No Inconsistent Amendments Sample Clauses

The No Inconsistent Amendments clause prohibits parties from making changes to the agreement that conflict with its existing terms. In practice, this means that any amendments or modifications must be consistent with the original contract and cannot introduce provisions that contradict or undermine previously agreed-upon obligations. This clause ensures the integrity and coherence of the contract, preventing confusion or disputes that could arise from conflicting amendments.
No Inconsistent Amendments. For so long as JD has the right to designate a JD Director and except as otherwise required by Applicable Law, the Company shall not amend its Memorandum and Articles in any manner (or take any similar action) that would adversely affect in any material respect JD’s rights under this Article 2 or the Company’s ability to comply with its obligations under this Article 2.

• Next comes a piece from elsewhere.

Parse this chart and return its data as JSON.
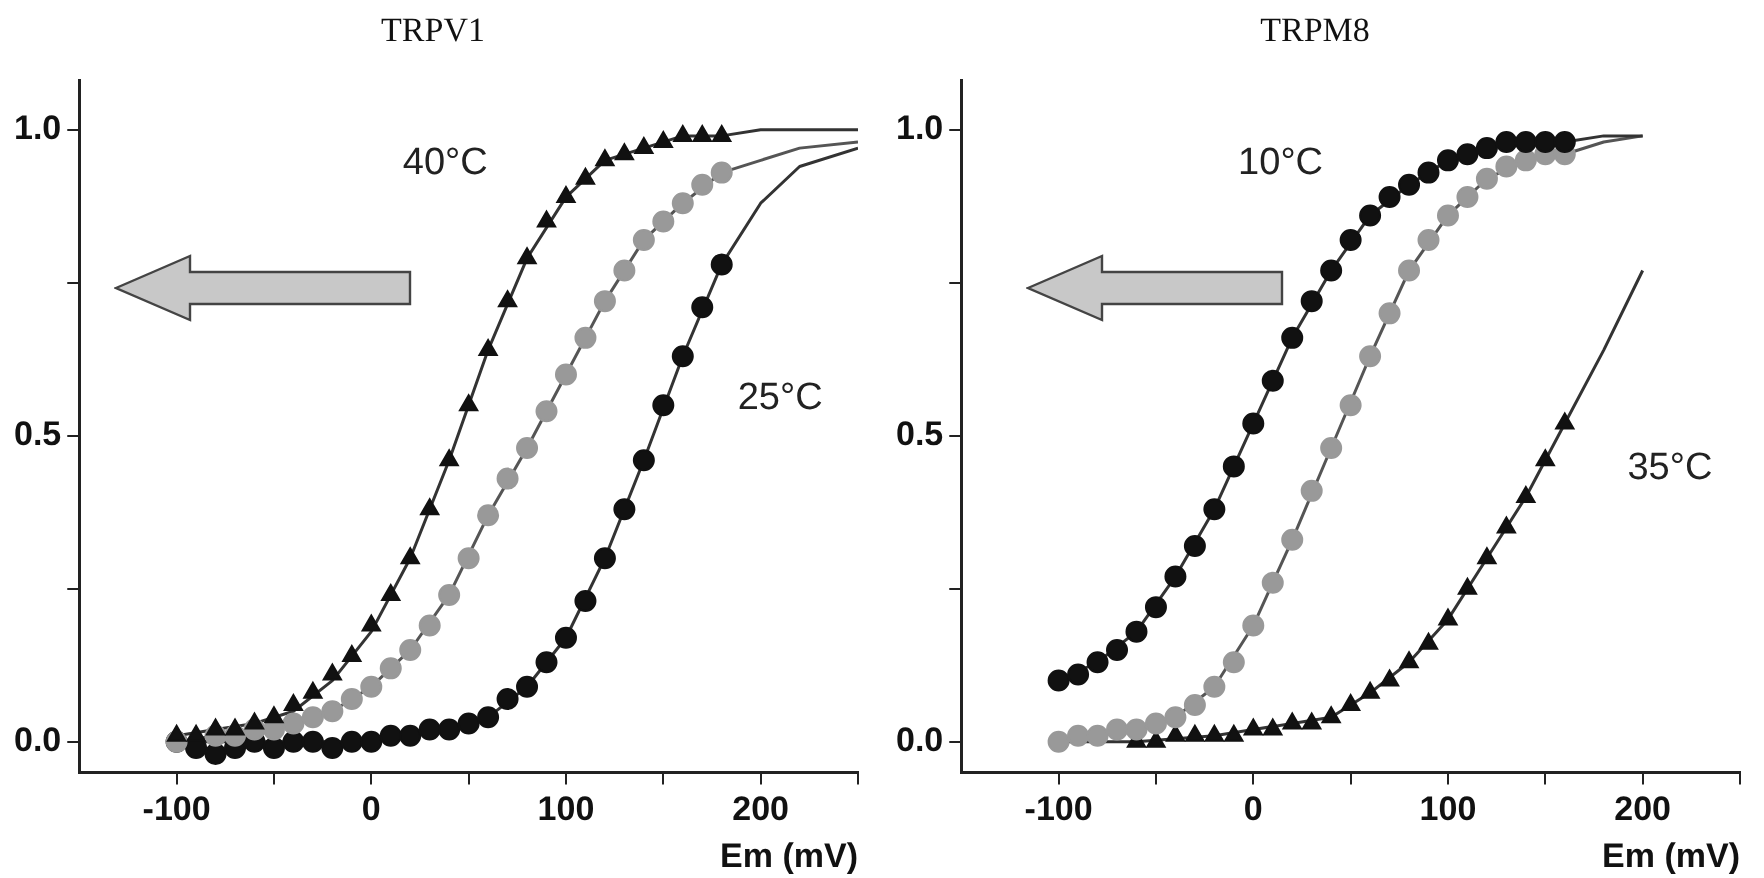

No Inconsistent Amendments. For so long as the Investor has the right to designate an Investor Director, the Company shall not amend or seek to amend the Memorandum and Articles in any manner (or take any other action) that would adversely affect in any material respect the Investor’s rights under this ARTICLE 2 or the Company’s ability to comply with its obligations under this ARTICLE 2. In addition, the Company and the Board shall ensure, to the extent lawful, at all times that the Memorandum and Articles and other by-laws and corporate governance policies and guidelines of the Company are not at any time inconsistent with this ARTICLE 2.
No Inconsistent Amendments. Neither Party shall amend its Existing JHU License Agreement in a manner that is inconsistent with its or JHU’s obligations to the other Party under this Agreement.

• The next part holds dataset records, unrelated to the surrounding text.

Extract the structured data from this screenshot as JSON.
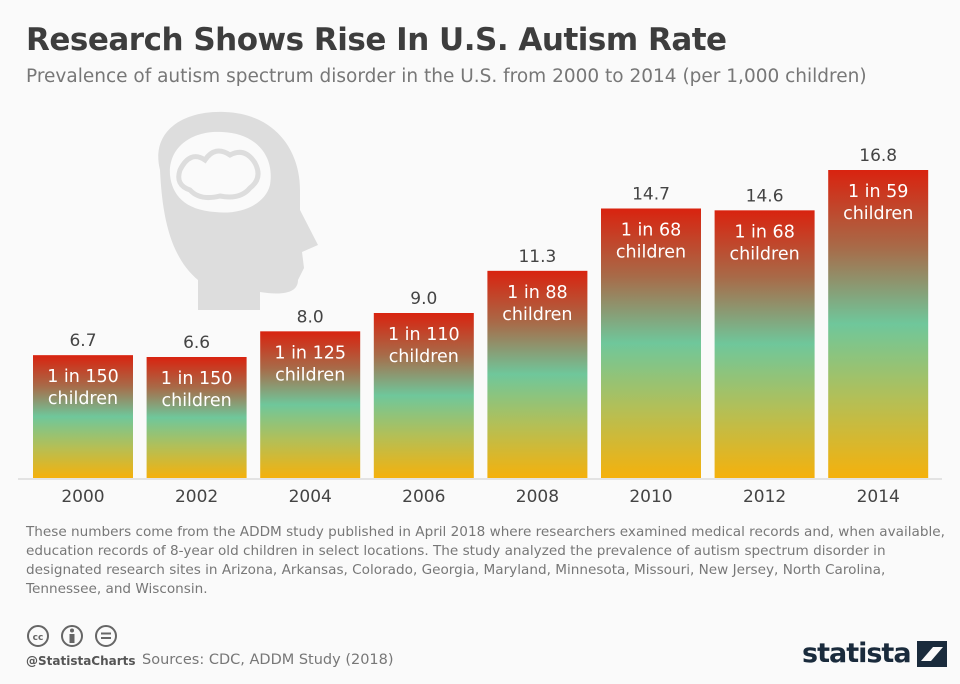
{
  "title": "Research Shows Rise In U.S. Autism Rate",
  "subtitle": "Prevalence of autism spectrum disorder in the U.S. from 2000 to 2014 (per 1,000 children)",
  "chart_data": {
    "type": "bar",
    "title": "Research Shows Rise In U.S. Autism Rate",
    "subtitle": "Prevalence of autism spectrum disorder in the U.S. from 2000 to 2014 (per 1,000 children)",
    "categories": [
      "2000",
      "2002",
      "2004",
      "2006",
      "2008",
      "2010",
      "2012",
      "2014"
    ],
    "values": [
      6.7,
      6.6,
      8.0,
      9.0,
      11.3,
      14.7,
      14.6,
      16.8
    ],
    "value_labels": [
      "6.7",
      "6.6",
      "8.0",
      "9.0",
      "11.3",
      "14.7",
      "14.6",
      "16.8"
    ],
    "bar_annotations": [
      [
        "1 in 150",
        "children"
      ],
      [
        "1 in 150",
        "children"
      ],
      [
        "1 in 125",
        "children"
      ],
      [
        "1 in 110",
        "children"
      ],
      [
        "1 in 88",
        "children"
      ],
      [
        "1 in 68",
        "children"
      ],
      [
        "1 in 68",
        "children"
      ],
      [
        "1 in 59",
        "children"
      ]
    ],
    "ylim": [
      0,
      16.8
    ],
    "grid": false,
    "gradient_colors": [
      "#d9230f",
      "#6fc79b",
      "#f5b10c"
    ]
  },
  "note": "These numbers come from the ADDM study published in April 2018 where researchers examined medical records and, when available, education records of 8-year old children in select locations. The study analyzed the prevalence of autism spectrum disorder in designated research sites in Arizona, Arkansas, Colorado, Georgia, Maryland, Minnesota, Missouri, New Jersey, North Carolina, Tennessee, and Wisconsin.",
  "footer": {
    "handle": "@StatistaCharts",
    "source": "Sources: CDC, ADDM Study (2018)",
    "logo": "statista",
    "icons": [
      "cc-icon",
      "by-icon",
      "nd-icon"
    ]
  }
}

No Inconsistent Amendments. For so long as Tencent has the right to designate a Tencent Director or a Tencent Observer and JD to designate a JD Observer, the Company shall not amend its Memorandum and Articles in any manner (or take any similar action), and the Founder Parties agree not to take any action, that would adversely affect in any material respect the Investors’ rights under this Article II or the Company’s ability to comply with its obligations under this Article II. In addition, the Company and the Board shall ensure, to the extent lawful, at all times that the Memorandum and Articles and other by-laws and corporate governance policies and guidelines of the Company are not at any time inconsistent with this Article II.

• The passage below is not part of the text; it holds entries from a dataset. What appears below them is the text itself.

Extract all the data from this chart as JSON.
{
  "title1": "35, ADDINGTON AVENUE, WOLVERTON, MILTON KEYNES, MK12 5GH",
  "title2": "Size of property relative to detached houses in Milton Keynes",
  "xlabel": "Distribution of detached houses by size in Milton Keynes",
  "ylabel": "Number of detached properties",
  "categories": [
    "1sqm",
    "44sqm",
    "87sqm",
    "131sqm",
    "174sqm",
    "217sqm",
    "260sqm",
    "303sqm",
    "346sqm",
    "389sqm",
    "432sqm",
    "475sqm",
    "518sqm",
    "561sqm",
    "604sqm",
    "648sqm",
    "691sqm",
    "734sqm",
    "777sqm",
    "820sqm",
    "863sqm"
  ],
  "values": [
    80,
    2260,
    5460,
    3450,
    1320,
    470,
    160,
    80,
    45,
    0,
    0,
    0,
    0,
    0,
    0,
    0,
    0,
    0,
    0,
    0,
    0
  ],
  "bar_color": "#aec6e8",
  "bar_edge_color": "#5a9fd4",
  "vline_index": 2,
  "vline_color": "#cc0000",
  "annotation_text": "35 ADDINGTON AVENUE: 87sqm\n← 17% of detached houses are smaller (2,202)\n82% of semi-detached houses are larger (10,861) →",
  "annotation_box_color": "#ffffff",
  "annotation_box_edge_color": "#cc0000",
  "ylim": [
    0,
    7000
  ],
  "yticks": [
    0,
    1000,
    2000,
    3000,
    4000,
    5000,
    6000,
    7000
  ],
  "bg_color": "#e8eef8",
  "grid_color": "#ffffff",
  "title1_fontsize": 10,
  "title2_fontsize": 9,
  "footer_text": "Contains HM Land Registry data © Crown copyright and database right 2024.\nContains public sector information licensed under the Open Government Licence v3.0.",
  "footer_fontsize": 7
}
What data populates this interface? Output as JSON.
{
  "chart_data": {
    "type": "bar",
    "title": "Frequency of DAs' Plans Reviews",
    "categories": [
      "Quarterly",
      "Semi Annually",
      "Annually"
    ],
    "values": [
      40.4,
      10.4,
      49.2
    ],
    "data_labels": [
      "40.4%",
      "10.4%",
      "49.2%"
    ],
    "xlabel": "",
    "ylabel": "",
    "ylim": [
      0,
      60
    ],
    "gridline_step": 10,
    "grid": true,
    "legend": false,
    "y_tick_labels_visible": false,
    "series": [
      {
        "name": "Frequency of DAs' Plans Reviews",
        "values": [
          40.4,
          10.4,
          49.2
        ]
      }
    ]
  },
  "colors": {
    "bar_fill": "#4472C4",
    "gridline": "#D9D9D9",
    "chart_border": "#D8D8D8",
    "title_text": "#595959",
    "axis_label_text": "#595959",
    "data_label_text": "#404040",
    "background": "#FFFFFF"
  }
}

No Inconsistent Amendments. The State will not change or amend its Medicaid State Plan or HCBS waiver programs in any way that would hinder its compliance with this Agreement, unless the State determines that an inconsistent amendment is necessary to comply with other federal law. In that event, the State will notify and consult with the Monitor and the United States as soon as the amendment is considered.
No Inconsistent Amendments. For so long as the Investor has the right to designate any Person for appointment or election to the Board pursuant to Section 2.1, the Company shall not amend its Memorandum and Articles in any manner (or take any similar action) that would adversely affect in any material respect the Investor’s rights under this Article II or the Company’s ability to comply with its obligations under this Article II.
No Inconsistent Amendments. The Company will not hereafter enter into any agreement with respect to its securities which is inconsistent with or violates the rights guaranteed to the holders of Registrable Securities in this First Amendment.
No Inconsistent Amendments. For so long as HNA has the right to designate a HNA Director and nominate an Independent Director and except as otherwise required by Applicable Law, the Company shall not amend its Memorandum and Articles in any manner, enter into or amend any agreement, or take any similar action that would adversely affect HNA’s rights under this Article 2 or the Company’s ability to comply with its obligations under this Article 2.